Considérons un système isolé d’énergie \(E\), de \(N\) spins de moment magnétique \(\mu_{0}\) en présence d’un champ magnétique \(B\). Ici les paramètres d’état sont \(E\), \(N\) et \(B\). Notons \(n_{\uparrow}\) le nombre de spins \(\uparrow\) d’énergie \(-\mu_{0}B\) puis \(n_{\downarrow}\) celui de spins \(\downarrow\) d’énergie \(\mu_{0}B\) et supposons que l’énergie macroscopique soit fixée à \(E=n\mu_{0}B\). \[\left\{\begin{array}{rcl} n_{\downarrow}+n_{\uparrow} &=& N \\ E &=& \mu_{0}B(n_{\downarrow}-n_{\uparrow})=\mu_{0}B(2n_{\downarrow}-N) \end{array}\right.\] Par conséquent, fixer l’énergie revient à fixer \(n_{\downarrow}\). Le nombre de micro-états accessibles est donc le nombre de façons de choisir \(n_{\downarrow}\) spins parmi \(N\) spins : \[\Omega = C^{n_{\downarrow}}_{N} = \frac{N!}{n_{\downarrow}!(N-n_{\downarrow})!} = \frac{N!}{(N/2+E/(2\mu_{0}B))!(N/2-E/(2\mu_{0}B))!}\] On remarque que \(\Omega(E,N,B)\) est une fonction d’état c’est-à-dire fonction des contraintes macroscopiques extérieures. De plus, pour un système macroscopique (\(N\gg 1\)) avec un minimum de désordre (\(n_{\downarrow}\gg 1\) et \(n_{\uparrow}\gg 1\)), on a d’après l’approximation de Stirling \[\Omega\simeq 2^{N}e^{-\frac{n^{2}}{2N}}=2^{N}e^{-\frac{E^{2}}{2\mu_{0}^{2}B^{2}N}}\] de telle sorte que \[\ln \Omega=N\ln 2 - \frac{E^{2}}{2\mu_{0}^{2}B^{2}N}\] est une quantité extensive si \(E\) est extensive.

Remarque

En réalité, l'énergie \(E\) n'étant définie qu'à une incertitude \(\delta E\) près il faudrait calculer le nombre de micro-états accessibles \(\Omega\) en sommant sur tous les états possibles : \[ \Omega=\sum_{E<E_{\ell}<E+\delta E}\frac{N!}{(N/2+E_{\ell}/(2\mu_{0}B))!(N/2-E_{\ell}/(2\mu_{0}B))!} \] Le résultat dépend à priori de \(\delta E\), cependant --et il s'agit d'un résultat important-- on peut montrer que pour un système macroscopique la quantité \(\ln \Omega\) est indépendante de \(\delta E\) (plus exactement, la dépendance en \(\delta E\) est négligeable) et reste toujours extensive. Autrement dit, les fluctuations microscopiques que nous ne contrôlons pas n'ont pas d'importance à l'échelle macroscopique.

À retenir

Pour la plupart des systèmes macroscopiques, la quantité \(\ln \Omega\) est une fonction d'état extensive. On dit que l'extensivité de \(\ln \Omega\) est une propriété émergente.

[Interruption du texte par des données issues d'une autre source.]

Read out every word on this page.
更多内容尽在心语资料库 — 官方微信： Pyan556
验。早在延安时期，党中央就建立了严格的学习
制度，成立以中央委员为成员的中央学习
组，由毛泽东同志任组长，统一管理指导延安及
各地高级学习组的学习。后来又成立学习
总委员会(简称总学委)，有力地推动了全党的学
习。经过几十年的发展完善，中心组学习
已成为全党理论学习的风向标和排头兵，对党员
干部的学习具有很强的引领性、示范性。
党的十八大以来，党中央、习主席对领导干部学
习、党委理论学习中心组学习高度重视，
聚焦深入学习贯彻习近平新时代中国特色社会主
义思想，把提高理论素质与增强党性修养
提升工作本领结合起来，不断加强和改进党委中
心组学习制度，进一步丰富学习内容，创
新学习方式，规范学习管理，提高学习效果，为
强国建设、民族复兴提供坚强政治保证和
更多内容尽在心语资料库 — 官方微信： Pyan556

POSTULAT DE LA PHYSIQUE STATISTIQUE

Postulat Fondamental

On a vu que dans un système isolé, les perturbations extérieures microscopiques imposent une dynamique chaotique qui fait passer très rapidement le système d’un état \(\Psi_{\{\ell_{1}\}}\) vers un état \(\Psi_{\{\ell_{2}\}}\). A priori, la transition \(\{\ell_{1}\}\to\{\ell_{2}\}\) est aussi probable que \(\{\ell_{2}\}\to\{\ell_{1}\}\). C’est pourquoi il est naturel de penser que le système explore tous les micro-états accessibles avec la même fréquence de telle sorte que la loi de distribution s’écrit \[P_{\ell}=C^{te}\] Étant donné qu’il y a \(\Omega\) micro-états accessibles et que \(\sum P_{\ell}=1\) on retiendra le principe suivant :

Postulat Fondamental

Tous les micro-états accessibles d'un système macroscopiquement isolé sont explorés avec la même probabilité \[P_{\ell}=\frac{1}{\Omega}\]

Entropie statistique

En 1877, Boltzmann a inventé une grandeur physique que nous noterons \(S\) :

Définition

\begin{equation} S\equiv -k_{B}\sum_{\{\ell\}} P_{\ell}\ln P_{\ell} \label{eq:entropie_statistique} \end{equation}

avec \(k_B\) une constante, dite constante de Boltzmann Cette constante fut introduite pour la première fois par Max Planck dans sa théorie du corps noir (1899) en même temps que la célèbre constante de Planck h.. \(S\) possède les propriétés suivantes :

  1. \(S\) est une grandeur positive.
  2. \(S=0\) quand \(P_{\ell}=1\) c’est-à-dire quand le système est figé dans un seul micro-état.
  3. Cette grandeur est –comme toute grandeur thermodynamique– une grandeur moyenne.
  4. Cette grandeur ne dépend que de la loi de distribution des micro-états \(P_{\ell}\). Au sens de la théorie de l’information, \(S\) est une mesure du manque d’information
  5. Lorsqu’on laisse évoluer un système isolé, Boltzmann a montré que \(S\) croît (théorème H).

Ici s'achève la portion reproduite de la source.